At this point, and particularly on this board, it doesn't matter. Wilson could confess he wantonly murdered the giant because he'd hated big blacks since he was bullied by one as a child and the racists would say Brown deserved it for resembling a cop's childhood nemesis. OTOH Brown could resurrect and confess he'd been attacking Wilson with a gun and his defenders would say Wilson should have shot it from his hand. Everyone has made up their mind already and it has nothing to do with evidence in most cases.
The effects of watching too many TV cop and lawyer shows is clearly unhinging the cop haters here who are absolutely desperate to railroad somebody white, no matter how ridiculous and baseless their efforts.

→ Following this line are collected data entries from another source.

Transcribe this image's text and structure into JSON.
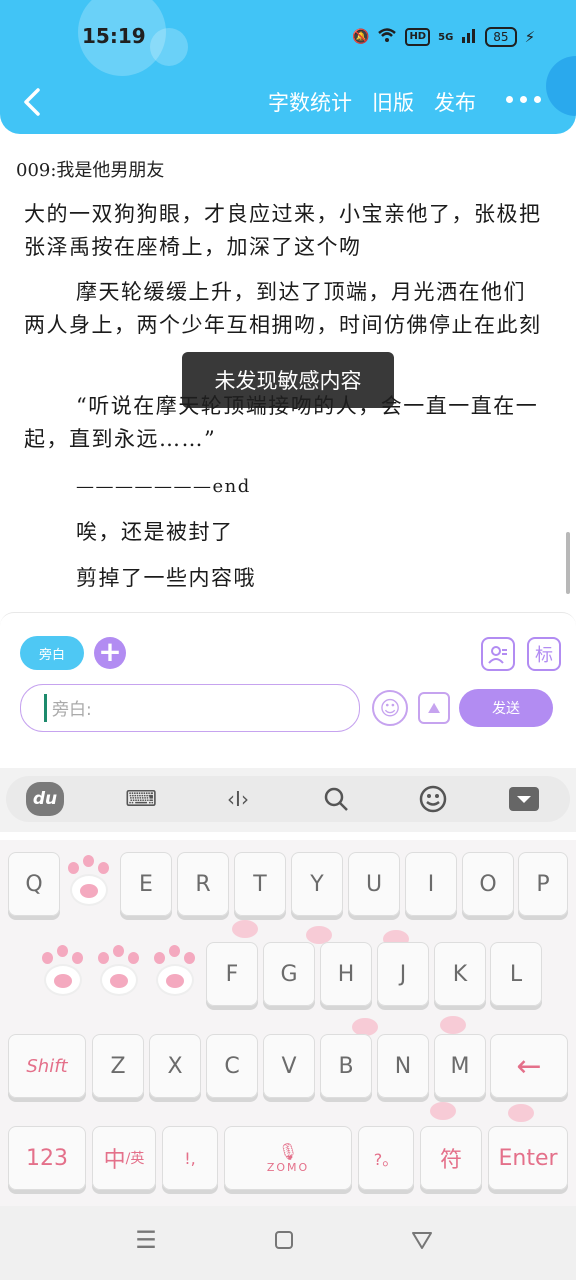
{
  "status_bar": {
    "time": "15:19",
    "hd": "HD",
    "net": "5G",
    "battery": "85"
  },
  "header": {
    "accent": "#41c4f6",
    "actions": {
      "word_count": "字数统计",
      "old_version": "旧版",
      "publish": "发布"
    }
  },
  "content": {
    "chapter_title": "009:我是他男朋友",
    "paragraphs": [
      "大的一双狗狗眼，才良应过来，小宝亲他了，张极把张泽禹按在座椅上，加深了这个吻",
      "摩天轮缓缓上升，到达了顶端，月光洒在他们两人身上，两个少年互相拥吻，时间仿佛停止在此刻",
      "“听说在摩天轮顶端接吻的人，会一直一直在一起，直到永远……”",
      "———————end",
      "唉，还是被封了",
      "剪掉了一些内容哦"
    ],
    "toast": "未发现敏感内容"
  },
  "input_panel": {
    "role_chip": "旁白",
    "tag_button": "标",
    "placeholder": "旁白:",
    "send": "发送",
    "accent": "#b28cf2"
  },
  "keyboard": {
    "row1": [
      "Q",
      "",
      "E",
      "R",
      "T",
      "Y",
      "U",
      "I",
      "O",
      "P"
    ],
    "row2": [
      "",
      "",
      "",
      "F",
      "G",
      "H",
      "J",
      "K",
      "L"
    ],
    "row3": [
      "Shift",
      "Z",
      "X",
      "C",
      "V",
      "B",
      "N",
      "M",
      "←"
    ],
    "row4": {
      "num": "123",
      "lang_main": "中",
      "lang_sub": "/英",
      "punct1": "!,",
      "brand": "ZOMO",
      "punct2": "?。",
      "symbol": "符",
      "enter": "Enter"
    },
    "toolbar_logo": "du"
  }
}
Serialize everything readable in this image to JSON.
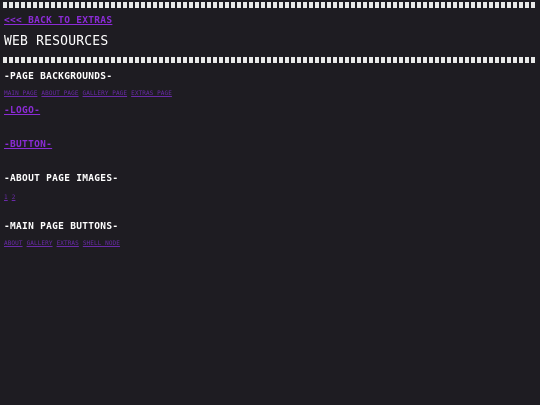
{
  "nav": {
    "back_label": "<<< BACK TO EXTRAS"
  },
  "page": {
    "title": "WEB RESOURCES"
  },
  "sections": {
    "backgrounds": {
      "heading": "-PAGE BACKGROUNDS-",
      "links": [
        "MAIN PAGE",
        "ABOUT PAGE",
        "GALLERY PAGE",
        "EXTRAS PAGE"
      ]
    },
    "logo": {
      "label": "-LOGO-"
    },
    "button": {
      "label": "-BUTTON-"
    },
    "about_images": {
      "heading": "-ABOUT PAGE IMAGES-",
      "links": [
        "1",
        "2"
      ]
    },
    "main_buttons": {
      "heading": "-MAIN PAGE BUTTONS-",
      "links": [
        "ABOUT",
        "GALLERY",
        "EXTRAS",
        "SHELL NODE"
      ]
    }
  },
  "colors": {
    "background": "#1e1c22",
    "link": "#8b2bd6",
    "text": "#ffffff",
    "divider": "#e8e8e8"
  }
}
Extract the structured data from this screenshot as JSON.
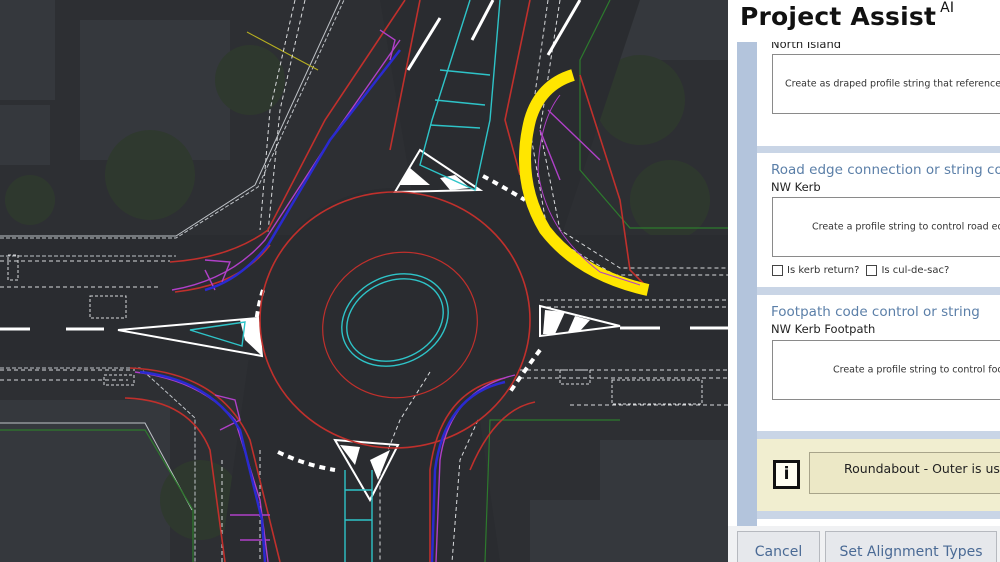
{
  "app": {
    "title": "Project Assist",
    "title_suffix": "AI"
  },
  "panel": {
    "sections": [
      {
        "title": "",
        "subtitle": "North Island",
        "action_text": "Create as draped profile string that references a"
      },
      {
        "title": "Road edge connection or string control",
        "subtitle": "NW Kerb",
        "action_text": "Create a profile string to control road edge",
        "checkboxes": [
          {
            "label": "Is kerb return?",
            "checked": false
          },
          {
            "label": "Is cul-de-sac?",
            "checked": false
          }
        ]
      },
      {
        "title": "Footpath code control or string",
        "subtitle": "NW Kerb Footpath",
        "action_text": "Create a profile string to control footpath"
      }
    ],
    "info": {
      "icon": "info-icon",
      "icon_glyph": "i",
      "message": "Roundabout - Outer is used"
    },
    "buttons": {
      "cancel": "Cancel",
      "set_alignment_types": "Set Alignment Types"
    }
  },
  "map": {
    "description": "Aerial CAD view of a roundabout intersection",
    "colors": {
      "road": "#2e3034",
      "kerb_red": "#c0302c",
      "island_cyan": "#2ec4c8",
      "selection_yellow": "#ffe600",
      "magenta": "#b040c8",
      "blue": "#2a2ad0",
      "green": "#2d7a2d",
      "marking_white": "#ffffff"
    }
  }
}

http://www.cnn.com/2014/08/11/us/missouri-ferguson-michael-brown-what-we-know/ This is the account of the guy that was with Brown during the shooting. I find his story very credible because there wasn't sufficient time to make things up. And, what does he gain by lying? He just happened to be with Brown. This has nothing to do with being left or right, but everything to do with your own paranoia. Reasonable people see this for what it is shaping up to be. That a police officer was enraged. The excessive numbers of bullets fired at an unarmed teen running away suggests that some people just want to inject politics, instead of understanding the truth. You can piece this thing together yourself without being there, and draw a conclusion of excessive force. It's not that difficult. But, if you choose to use politics, that's on you. It just shows weakness in your own defense of this case when you throw politics into the mix.